Amarbot was using GPT-J (fine-tuned on my chat history) in order to talk like me. It's not easy to do this if you follow the instructions in the main repo, plus you need a beefy GPU. I managed to do my training in the cloud for quite cheap using Forefront. I had a few issues (some billing-related, some privacy-related) but it seems to be a small startup, and the founder himself helped me resolve these issues on Discord. As far as I could see, this was the cheapest and easiest way out there to train GPT-J models.
Unfortunately, they're shutting down.
As of today, their APIs are still running, but the founder says they're winding down as soon as they send all customers their requested checkpoints (still waiting for mine). This means Amarbot might not have AI responses for a while soon, until I find a different way to run the model.
As for fine-tuning, there no longer seems to be an easy way to do this (unless Forefront open sources their code, which they might, but even then someone has to host it). maybe#6742 on Discord has made a colab notebook that fine-tunes GPT-J in 8-bit and kindly sent it to me.
I've always thought that serverless GPUs would be the holy grail of the whole microservices paradigm, and it might be close, but hopefully that would make fine-tuning easy and accessible again.
It's official — Amarbot has his own number. I did this because I was using him to send some monitoring messages to WhatsApp group chats, but since it was through my personal account, it would mark everything before those messages as read, even though I hadn't actually read them.
My phone allows me to have several separate instances of WhatsApp out of the box, so all I needed was another number. I went for Fanytel to get a virtual number and set up a second WhatsApp bridge for Matrix. Then I also put my profile picture through Stable Diffusion a few times to make him his own profile picture, and presto: Amarbot now has his own number!

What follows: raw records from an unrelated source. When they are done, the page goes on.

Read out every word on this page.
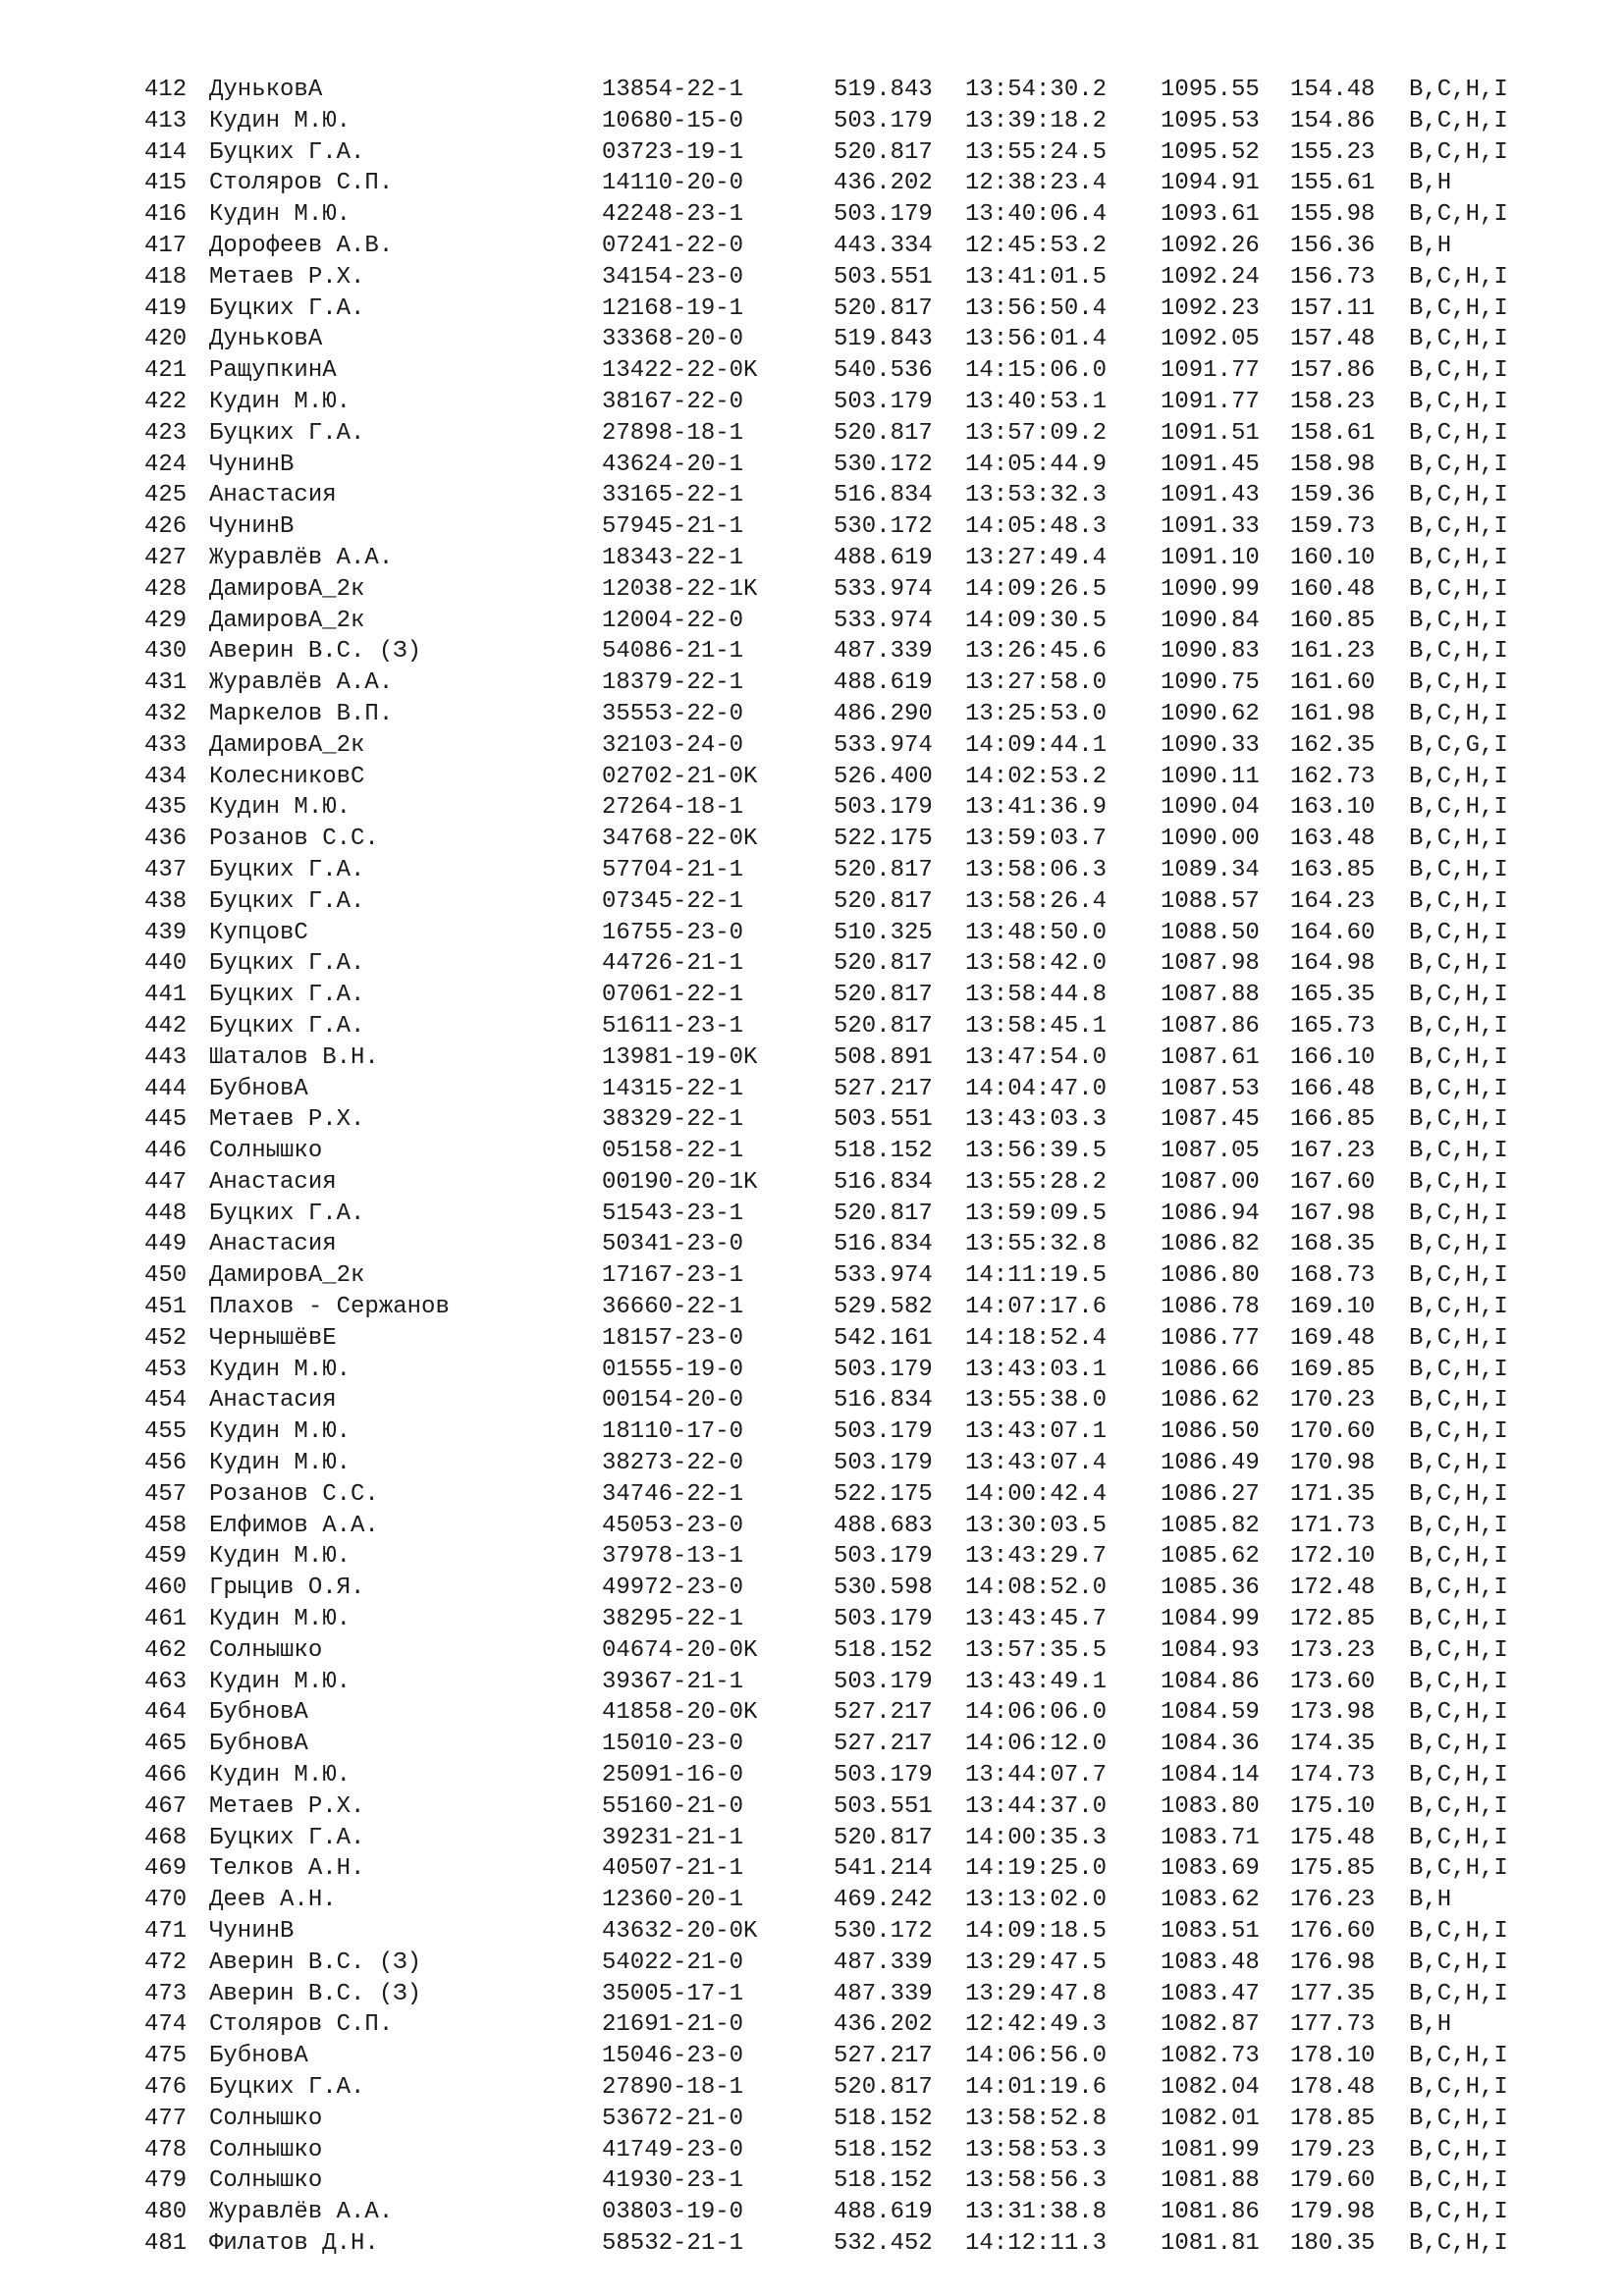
412 ДуньковА	13854-22-1	519.843 13:54:30.2 1095.55 154.48 B,C,H,I
413 Кудин М.Ю.	10680-15-0	503.179 13:39:18.2 1095.53 154.86 B,C,H,I
414 Буцких Г.А.	03723-19-1	520.817 13:55:24.5 1095.52 155.23 B,C,H,I
415 Столяров С.П.	14110-20-0	436.202 12:38:23.4 1094.91 155.61 B,H
416 Кудин М.Ю.	42248-23-1	503.179 13:40:06.4 1093.61 155.98 B,C,H,I
417 Дорофеев А.В.	07241-22-0	443.334 12:45:53.2 1092.26 156.36 B,H
418 Метаев Р.Х.	34154-23-0	503.551 13:41:01.5 1092.24 156.73 B,C,H,I
419 Буцких Г.А.	12168-19-1	520.817 13:56:50.4 1092.23 157.11 B,C,H,I
420 ДуньковА	33368-20-0	519.843 13:56:01.4 1092.05 157.48 B,C,H,I
421 РащупкинА	13422-22-0K	540.536 14:15:06.0 1091.77 157.86 B,C,H,I
422 Кудин М.Ю.	38167-22-0	503.179 13:40:53.1 1091.77 158.23 B,C,H,I
423 Буцких Г.А.	27898-18-1	520.817 13:57:09.2 1091.51 158.61 B,C,H,I
424 ЧунинВ	43624-20-1	530.172 14:05:44.9 1091.45 158.98 B,C,H,I
425 Анастасия	33165-22-1	516.834 13:53:32.3 1091.43 159.36 B,C,H,I
426 ЧунинВ	57945-21-1	530.172 14:05:48.3 1091.33 159.73 B,C,H,I
427 Журавлёв А.А.	18343-22-1	488.619 13:27:49.4 1091.10 160.10 B,C,H,I
428 ДамировА_2к	12038-22-1K	533.974 14:09:26.5 1090.99 160.48 B,C,H,I
429 ДамировА_2к	12004-22-0	533.974 14:09:30.5 1090.84 160.85 B,C,H,I
430 Аверин В.С. (З)	54086-21-1	487.339 13:26:45.6 1090.83 161.23 B,C,H,I
431 Журавлёв А.А.	18379-22-1	488.619 13:27:58.0 1090.75 161.60 B,C,H,I
432 Маркелов В.П.	35553-22-0	486.290 13:25:53.0 1090.62 161.98 B,C,H,I
433 ДамировА_2к	32103-24-0	533.974 14:09:44.1 1090.33 162.35 B,C,G,I
434 КолесниковС	02702-21-0K	526.400 14:02:53.2 1090.11 162.73 B,C,H,I
435 Кудин М.Ю.	27264-18-1	503.179 13:41:36.9 1090.04 163.10 B,C,H,I
436 Розанов С.С.	34768-22-0K	522.175 13:59:03.7 1090.00 163.48 B,C,H,I
437 Буцких Г.А.	57704-21-1	520.817 13:58:06.3 1089.34 163.85 B,C,H,I
438 Буцких Г.А.	07345-22-1	520.817 13:58:26.4 1088.57 164.23 B,C,H,I
439 КупцовС	16755-23-0	510.325 13:48:50.0 1088.50 164.60 B,C,H,I
440 Буцких Г.А.	44726-21-1	520.817 13:58:42.0 1087.98 164.98 B,C,H,I
441 Буцких Г.А.	07061-22-1	520.817 13:58:44.8 1087.88 165.35 B,C,H,I
442 Буцких Г.А.	51611-23-1	520.817 13:58:45.1 1087.86 165.73 B,C,H,I
443 Шаталов В.Н.	13981-19-0K	508.891 13:47:54.0 1087.61 166.10 B,C,H,I
444 БубновА	14315-22-1	527.217 14:04:47.0 1087.53 166.48 B,C,H,I
445 Метаев Р.Х.	38329-22-1	503.551 13:43:03.3 1087.45 166.85 B,C,H,I
446 Солнышко	05158-22-1	518.152 13:56:39.5 1087.05 167.23 B,C,H,I
447 Анастасия	00190-20-1K	516.834 13:55:28.2 1087.00 167.60 B,C,H,I
448 Буцких Г.А.	51543-23-1	520.817 13:59:09.5 1086.94 167.98 B,C,H,I
449 Анастасия	50341-23-0	516.834 13:55:32.8 1086.82 168.35 B,C,H,I
450 ДамировА_2к	17167-23-1	533.974 14:11:19.5 1086.80 168.73 B,C,H,I
451 Плахов - Сержанов	36660-22-1	529.582 14:07:17.6 1086.78 169.10 B,C,H,I
452 ЧернышёвЕ	18157-23-0	542.161 14:18:52.4 1086.77 169.48 B,C,H,I
453 Кудин М.Ю.	01555-19-0	503.179 13:43:03.1 1086.66 169.85 B,C,H,I
454 Анастасия	00154-20-0	516.834 13:55:38.0 1086.62 170.23 B,C,H,I
455 Кудин М.Ю.	18110-17-0	503.179 13:43:07.1 1086.50 170.60 B,C,H,I
456 Кудин М.Ю.	38273-22-0	503.179 13:43:07.4 1086.49 170.98 B,C,H,I
457 Розанов С.С.	34746-22-1	522.175 14:00:42.4 1086.27 171.35 B,C,H,I
458 Елфимов А.А.	45053-23-0	488.683 13:30:03.5 1085.82 171.73 B,C,H,I
459 Кудин М.Ю.	37978-13-1	503.179 13:43:29.7 1085.62 172.10 B,C,H,I
460 Грыцив О.Я.	49972-23-0	530.598 14:08:52.0 1085.36 172.48 B,C,H,I
461 Кудин М.Ю.	38295-22-1	503.179 13:43:45.7 1084.99 172.85 B,C,H,I
462 Солнышко	04674-20-0K	518.152 13:57:35.5 1084.93 173.23 B,C,H,I
463 Кудин М.Ю.	39367-21-1	503.179 13:43:49.1 1084.86 173.60 B,C,H,I
464 БубновА	41858-20-0K	527.217 14:06:06.0 1084.59 173.98 B,C,H,I
465 БубновА	15010-23-0	527.217 14:06:12.0 1084.36 174.35 B,C,H,I
466 Кудин М.Ю.	25091-16-0	503.179 13:44:07.7 1084.14 174.73 B,C,H,I
467 Метаев Р.Х.	55160-21-0	503.551 13:44:37.0 1083.80 175.10 B,C,H,I
468 Буцких Г.А.	39231-21-1	520.817 14:00:35.3 1083.71 175.48 B,C,H,I
469 Телков А.Н.	40507-21-1	541.214 14:19:25.0 1083.69 175.85 B,C,H,I
470 Деев А.Н.	12360-20-1	469.242 13:13:02.0 1083.62 176.23 B,H
471 ЧунинВ	43632-20-0K	530.172 14:09:18.5 1083.51 176.60 B,C,H,I
472 Аверин В.С. (З)	54022-21-0	487.339 13:29:47.5 1083.48 176.98 B,C,H,I
473 Аверин В.С. (З)	35005-17-1	487.339 13:29:47.8 1083.47 177.35 B,C,H,I
474 Столяров С.П.	21691-21-0	436.202 12:42:49.3 1082.87 177.73 B,H
475 БубновА	15046-23-0	527.217 14:06:56.0 1082.73 178.10 B,C,H,I
476 Буцких Г.А.	27890-18-1	520.817 14:01:19.6 1082.04 178.48 B,C,H,I
477 Солнышко	53672-21-0	518.152 13:58:52.8 1082.01 178.85 B,C,H,I
478 Солнышко	41749-23-0	518.152 13:58:53.3 1081.99 179.23 B,C,H,I
479 Солнышко	41930-23-1	518.152 13:58:56.3 1081.88 179.60 B,C,H,I
480 Журавлёв А.А.	03803-19-0	488.619 13:31:38.8 1081.86 179.98 B,C,H,I
481 Филатов Д.Н.	58532-21-1	532.452 14:12:11.3 1081.81 180.35 B,C,H,I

In case the profile picture is not clear enough, the status message also says that he's not real. I have notifications turned off for this number, so if you interact with him, don't expect a human to ever reply!
As of today, if you react to a message you send me on WhatsApp with a robot emoji (🤖), Amarbot will respond instead of me. As people in the past have complained about not knowing when I'm me and when I'm a bot, I added a very clear disclaimer to the bottom of all bot messages. This is also so I can filter them out later if/when I want to retrain the model (similar to how DALL-E 2 has the little rainbow watermark).
The reason I was able to get this to work quite easily is thanks to my existing Node-RED setup. I'll talk more about this in the future, but essentially I have my WhatsApp connected to Matrix, and Node-RED also connected to Matrix. I watch for message reactions but because those events don't tell you what the actual text of the message is that was reacted to was, only the ID, I store a small window of past messages to check against. Then I query the Amarbot worker with the body of that message and format and respond with the reply.
This integrates quite seamlessly with other existing logic I had, like what happens if you ask me to tell you a joke!
Amarbot has been trained on the entirety of my WhatsApp chat logs since the beginning of 2016, which I think is when I first installed it. There are a handful of days of logs missing here and there as I've had mishaps with backing up and moving to new phones. It was challenging to extract my chat logs from my phone, so I wrote an article about this.